Notre petite entreprise, nous l'avons montée à partir de rien, à la force d'une volonté et d'une naïveté démiurges. Elle nous a déjà fait vivre des moments d'une grande intensité émotionnelle.
Mais rien ne nous préparait à cette guerre invisible, à ce déchaînement d'émotions, de la rage au désespoir, nous obligeant à prendre des décisions à la demi-journée. Dix par jour. A être tiraillées entre continuer, produire, livrer - ou abandonner. Se retrancher. Rendre les armes.
C'est moi, Claire, l'une des deux fondatrices d'Atelier Nubio qui vais tenir le journal. L'objectif est de consigner les étapes, ce qui se passe sur notre 'front', conserver une trace des émotions, des décisions, des lueurs d'espoir - je me permettrai aussi d'écrire si ça ne va pas, si je ne sais pas, si je suis perdue, si on est perdus.

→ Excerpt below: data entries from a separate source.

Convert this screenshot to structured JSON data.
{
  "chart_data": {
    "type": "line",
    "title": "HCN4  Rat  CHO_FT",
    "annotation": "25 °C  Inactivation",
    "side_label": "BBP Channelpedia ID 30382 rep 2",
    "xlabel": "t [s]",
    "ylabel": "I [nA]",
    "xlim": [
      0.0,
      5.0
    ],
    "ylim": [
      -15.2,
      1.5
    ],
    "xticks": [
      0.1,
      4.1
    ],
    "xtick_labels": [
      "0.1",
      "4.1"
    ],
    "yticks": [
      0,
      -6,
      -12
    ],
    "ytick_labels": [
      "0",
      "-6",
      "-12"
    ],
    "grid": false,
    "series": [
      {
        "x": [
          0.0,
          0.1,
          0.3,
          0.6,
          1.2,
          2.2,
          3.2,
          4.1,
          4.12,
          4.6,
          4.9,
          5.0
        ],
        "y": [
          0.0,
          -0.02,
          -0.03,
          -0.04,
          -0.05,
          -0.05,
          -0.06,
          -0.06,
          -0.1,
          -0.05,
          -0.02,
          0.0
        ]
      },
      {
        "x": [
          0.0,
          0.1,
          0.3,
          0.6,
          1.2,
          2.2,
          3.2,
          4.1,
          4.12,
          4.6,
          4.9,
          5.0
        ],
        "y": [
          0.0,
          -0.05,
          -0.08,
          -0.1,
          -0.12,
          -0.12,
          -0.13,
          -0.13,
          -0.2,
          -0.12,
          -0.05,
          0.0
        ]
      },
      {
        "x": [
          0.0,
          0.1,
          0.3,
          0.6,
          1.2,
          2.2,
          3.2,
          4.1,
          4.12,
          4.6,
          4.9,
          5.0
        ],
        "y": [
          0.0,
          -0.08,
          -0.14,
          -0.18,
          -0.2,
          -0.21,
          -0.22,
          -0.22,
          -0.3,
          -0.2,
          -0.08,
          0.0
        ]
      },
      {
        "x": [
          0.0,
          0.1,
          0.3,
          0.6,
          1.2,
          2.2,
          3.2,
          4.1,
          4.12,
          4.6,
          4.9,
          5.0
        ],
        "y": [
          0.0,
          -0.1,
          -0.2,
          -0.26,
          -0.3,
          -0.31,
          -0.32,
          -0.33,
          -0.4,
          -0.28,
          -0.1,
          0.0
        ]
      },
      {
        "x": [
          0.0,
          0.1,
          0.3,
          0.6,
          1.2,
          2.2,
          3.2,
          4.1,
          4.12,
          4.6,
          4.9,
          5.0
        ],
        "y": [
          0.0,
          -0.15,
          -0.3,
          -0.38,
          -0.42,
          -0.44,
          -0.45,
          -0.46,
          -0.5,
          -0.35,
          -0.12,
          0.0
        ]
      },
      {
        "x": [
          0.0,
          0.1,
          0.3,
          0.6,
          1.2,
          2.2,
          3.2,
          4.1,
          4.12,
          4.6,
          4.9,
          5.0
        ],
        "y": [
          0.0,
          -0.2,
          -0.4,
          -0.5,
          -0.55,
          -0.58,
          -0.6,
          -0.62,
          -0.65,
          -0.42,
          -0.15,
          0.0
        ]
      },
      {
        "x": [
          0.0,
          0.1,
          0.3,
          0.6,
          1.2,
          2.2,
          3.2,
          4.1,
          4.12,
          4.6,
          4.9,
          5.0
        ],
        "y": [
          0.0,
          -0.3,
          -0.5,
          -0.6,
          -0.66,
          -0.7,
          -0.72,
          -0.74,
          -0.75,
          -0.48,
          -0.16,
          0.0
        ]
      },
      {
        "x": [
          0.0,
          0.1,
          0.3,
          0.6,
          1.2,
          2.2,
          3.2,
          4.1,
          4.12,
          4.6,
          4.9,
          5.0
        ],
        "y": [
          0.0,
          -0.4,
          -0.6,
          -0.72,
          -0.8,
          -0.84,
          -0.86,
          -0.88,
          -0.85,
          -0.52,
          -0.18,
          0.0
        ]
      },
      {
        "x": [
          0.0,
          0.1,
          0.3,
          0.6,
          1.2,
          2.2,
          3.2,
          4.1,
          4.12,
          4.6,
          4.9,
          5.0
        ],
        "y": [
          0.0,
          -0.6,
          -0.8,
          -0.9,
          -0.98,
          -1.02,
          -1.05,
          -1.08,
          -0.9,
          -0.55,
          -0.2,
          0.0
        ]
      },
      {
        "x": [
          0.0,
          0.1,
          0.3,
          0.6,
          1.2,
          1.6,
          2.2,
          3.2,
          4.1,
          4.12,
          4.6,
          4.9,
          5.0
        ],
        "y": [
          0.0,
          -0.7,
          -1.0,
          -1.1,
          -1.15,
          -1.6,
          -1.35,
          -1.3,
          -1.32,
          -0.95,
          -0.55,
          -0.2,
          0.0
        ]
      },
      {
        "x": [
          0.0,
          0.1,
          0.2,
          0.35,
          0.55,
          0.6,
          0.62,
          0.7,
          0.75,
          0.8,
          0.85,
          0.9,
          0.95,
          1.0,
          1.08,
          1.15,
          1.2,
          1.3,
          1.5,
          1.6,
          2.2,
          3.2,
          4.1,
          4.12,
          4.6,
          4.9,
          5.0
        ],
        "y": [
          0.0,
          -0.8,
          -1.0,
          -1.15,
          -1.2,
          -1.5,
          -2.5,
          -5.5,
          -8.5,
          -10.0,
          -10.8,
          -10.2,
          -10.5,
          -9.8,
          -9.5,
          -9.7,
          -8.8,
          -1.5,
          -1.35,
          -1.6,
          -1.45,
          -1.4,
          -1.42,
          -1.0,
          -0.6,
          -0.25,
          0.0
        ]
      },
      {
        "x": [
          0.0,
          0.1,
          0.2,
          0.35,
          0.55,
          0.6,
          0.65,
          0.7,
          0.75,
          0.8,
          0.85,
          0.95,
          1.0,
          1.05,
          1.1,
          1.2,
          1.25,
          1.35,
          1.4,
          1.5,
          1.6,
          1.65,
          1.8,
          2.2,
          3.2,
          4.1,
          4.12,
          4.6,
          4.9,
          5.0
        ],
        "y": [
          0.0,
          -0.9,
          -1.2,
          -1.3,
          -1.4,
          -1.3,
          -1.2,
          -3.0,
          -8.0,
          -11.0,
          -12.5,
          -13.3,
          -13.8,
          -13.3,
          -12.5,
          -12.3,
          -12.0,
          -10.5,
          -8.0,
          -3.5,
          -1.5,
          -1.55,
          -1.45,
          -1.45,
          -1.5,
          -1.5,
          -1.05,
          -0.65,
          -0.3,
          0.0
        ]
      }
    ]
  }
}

Ecrire, ça (me) fait du bien, et j'espère vous en faire aussi en partageant. J'y relaierai aussi ce que vous nous enverrez via la boîte de <ensemble@ateliernubio.fr> (vous pouvez nous écrire des choses qui vous ont fait du bien - ou vous ferait du bien (on est là pour ça !), vos recettes, vos jolis mots, vos coups de blues aussi. Anything You Want.)
Chaque jour, nous partageons des choses qui nous ont fait du bien, à l'équipe, aux gens qui nous écrivent. Ces conseils résonneront peut-être en vous aujourd'hui, peut-être demain et peut-être pas. La seule chose dont je suis sûre depuis le début de cette crise sanitaire, c'est que chacun réagit différemment, que nos émotions évoluent d'un jour sur l'autre. Ce qui fait du bien un jour n'a aucun impact le lendemain. C'est une construction, une adaptation - tout doit être réinventé.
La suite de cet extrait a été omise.